Quienes creen que solo divirtiéndonos podemos aprender, entenderán cuando un educador radical propone que en las escuelas los alumnos no hagan otra cosa que armar rompecabezas y recibir clases de paradojas. Y es que las recreaciones matemáticas aguzan el ingenio, estimulan la inventiva, tanto así que la teoría de ecuaciones, la probabilidad, el cálculo infinitesimal, la teoría de conjuntos, la topología, todas estas materias han surgido a partir de la resolución de paradojas y rompecabezas, algunos de los cuales se cuentan entre los juegos para desafiar la mente más antiguos.
Los acertijos y rompecabezas parecen complicados porque no es fácil interpretarlos en términos precisos, como acontece en el arte, sobre todo después de los impresionistas y hasta nuestros días. Los problemas pueden confundir, abrumar con aparentes palabras superfluas a personas que no les gusta quebrarse la cabeza tratando de resolver un misterio, ya sea matemático o artístico.
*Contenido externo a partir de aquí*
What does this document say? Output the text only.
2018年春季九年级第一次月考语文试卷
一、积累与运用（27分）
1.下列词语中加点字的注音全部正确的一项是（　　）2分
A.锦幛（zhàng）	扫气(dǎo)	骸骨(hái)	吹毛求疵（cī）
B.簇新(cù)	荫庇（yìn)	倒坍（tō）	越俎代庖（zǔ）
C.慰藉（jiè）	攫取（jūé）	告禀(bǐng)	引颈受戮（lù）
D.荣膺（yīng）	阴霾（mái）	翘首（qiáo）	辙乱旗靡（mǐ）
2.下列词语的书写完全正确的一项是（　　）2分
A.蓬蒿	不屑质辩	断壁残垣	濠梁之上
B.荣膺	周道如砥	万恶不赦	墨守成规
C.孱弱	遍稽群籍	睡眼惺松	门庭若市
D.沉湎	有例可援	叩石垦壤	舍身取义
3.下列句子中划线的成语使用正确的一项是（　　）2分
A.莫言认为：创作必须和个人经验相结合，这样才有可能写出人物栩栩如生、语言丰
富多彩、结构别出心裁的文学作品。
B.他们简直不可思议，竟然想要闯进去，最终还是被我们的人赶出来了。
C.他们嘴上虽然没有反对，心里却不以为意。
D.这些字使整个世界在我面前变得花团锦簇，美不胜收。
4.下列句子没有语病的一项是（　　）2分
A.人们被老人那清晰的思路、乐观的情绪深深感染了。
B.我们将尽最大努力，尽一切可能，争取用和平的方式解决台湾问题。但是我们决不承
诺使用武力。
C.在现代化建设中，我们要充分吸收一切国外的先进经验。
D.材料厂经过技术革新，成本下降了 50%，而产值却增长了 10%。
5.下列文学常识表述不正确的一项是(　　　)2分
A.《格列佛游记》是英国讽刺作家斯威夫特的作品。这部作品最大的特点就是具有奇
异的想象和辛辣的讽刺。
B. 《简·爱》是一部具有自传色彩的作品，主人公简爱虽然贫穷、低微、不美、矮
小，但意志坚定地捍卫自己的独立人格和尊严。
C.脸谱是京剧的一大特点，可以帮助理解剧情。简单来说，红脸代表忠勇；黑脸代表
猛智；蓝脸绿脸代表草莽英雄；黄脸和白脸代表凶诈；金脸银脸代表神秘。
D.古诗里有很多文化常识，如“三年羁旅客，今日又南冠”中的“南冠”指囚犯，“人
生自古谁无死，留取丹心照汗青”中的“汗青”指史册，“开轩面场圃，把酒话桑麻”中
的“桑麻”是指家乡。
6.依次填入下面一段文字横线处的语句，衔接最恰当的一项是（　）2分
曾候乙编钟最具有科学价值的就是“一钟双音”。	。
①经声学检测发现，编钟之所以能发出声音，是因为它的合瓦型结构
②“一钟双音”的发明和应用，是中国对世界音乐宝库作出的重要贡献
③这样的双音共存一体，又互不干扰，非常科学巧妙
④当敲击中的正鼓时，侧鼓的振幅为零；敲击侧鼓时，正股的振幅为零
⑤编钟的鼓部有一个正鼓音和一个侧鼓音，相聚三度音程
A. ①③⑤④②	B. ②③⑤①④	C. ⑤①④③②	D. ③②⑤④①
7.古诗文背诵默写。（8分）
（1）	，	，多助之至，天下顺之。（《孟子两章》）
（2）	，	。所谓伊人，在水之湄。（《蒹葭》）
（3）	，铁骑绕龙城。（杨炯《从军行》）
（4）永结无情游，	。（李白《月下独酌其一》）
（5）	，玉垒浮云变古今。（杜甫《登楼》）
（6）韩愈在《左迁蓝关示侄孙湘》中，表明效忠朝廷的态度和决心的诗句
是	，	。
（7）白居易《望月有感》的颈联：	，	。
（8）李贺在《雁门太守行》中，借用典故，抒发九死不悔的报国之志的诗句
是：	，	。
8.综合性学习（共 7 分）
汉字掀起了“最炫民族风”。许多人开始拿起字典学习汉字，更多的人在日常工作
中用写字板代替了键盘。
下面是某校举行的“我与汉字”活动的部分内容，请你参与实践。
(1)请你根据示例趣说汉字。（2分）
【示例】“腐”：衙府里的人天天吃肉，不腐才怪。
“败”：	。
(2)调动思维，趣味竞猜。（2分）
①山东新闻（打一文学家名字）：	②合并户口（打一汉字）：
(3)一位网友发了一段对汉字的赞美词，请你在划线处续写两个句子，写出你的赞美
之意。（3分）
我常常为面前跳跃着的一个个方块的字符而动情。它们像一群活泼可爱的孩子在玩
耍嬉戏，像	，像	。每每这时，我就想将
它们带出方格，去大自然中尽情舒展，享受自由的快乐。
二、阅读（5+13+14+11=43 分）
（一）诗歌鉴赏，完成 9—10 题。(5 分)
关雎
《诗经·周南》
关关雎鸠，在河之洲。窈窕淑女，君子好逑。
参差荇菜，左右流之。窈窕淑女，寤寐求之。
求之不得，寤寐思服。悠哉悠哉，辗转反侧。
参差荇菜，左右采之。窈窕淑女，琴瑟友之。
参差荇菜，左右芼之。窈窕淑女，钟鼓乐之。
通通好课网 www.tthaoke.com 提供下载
A diferencia de una paradoja, que es una expresión o enunciado un tanto engañoso y contradictorio, el rompecabezas es un juego de ingenio con un truco. Lo que tenemos ahora, en la tercera década del siglo XXI, es poco arte paradójico, contradictorio, y abundante arte superfluo e ingenioso.
En el grabado de Alberto Durero, Melancolía (1514), aparece un dibujo de un conocido pasatiempo matemático, el cuadrado mágico; consiste en encontrar una disposición de números enteros en un cuadrado que, al sumarse en renglones, diagonales o columnas, arrojen el mismo resultado. Semejante clase de pasatiempos datan al menos de la época de los antiguos árabes (hace mil quinientos años); han sido apreciados por su aspecto lúdico, liberador, que nos hace mirar de manera renovada aspectos abstrusos o deprimentes.
Otro asunto matemático que está muy presente en el arte moderno es la teoría de los números, pues no requiere grandes conocimientos técnicos para ser comprendida por el aficionado atento, como Pierre de Fermat, quien no temió enfrentarse a la serpiente de mil cabezas que acecha en el ámbito de las matemáticas y surge en el reino del arte cuando uno no lo espera.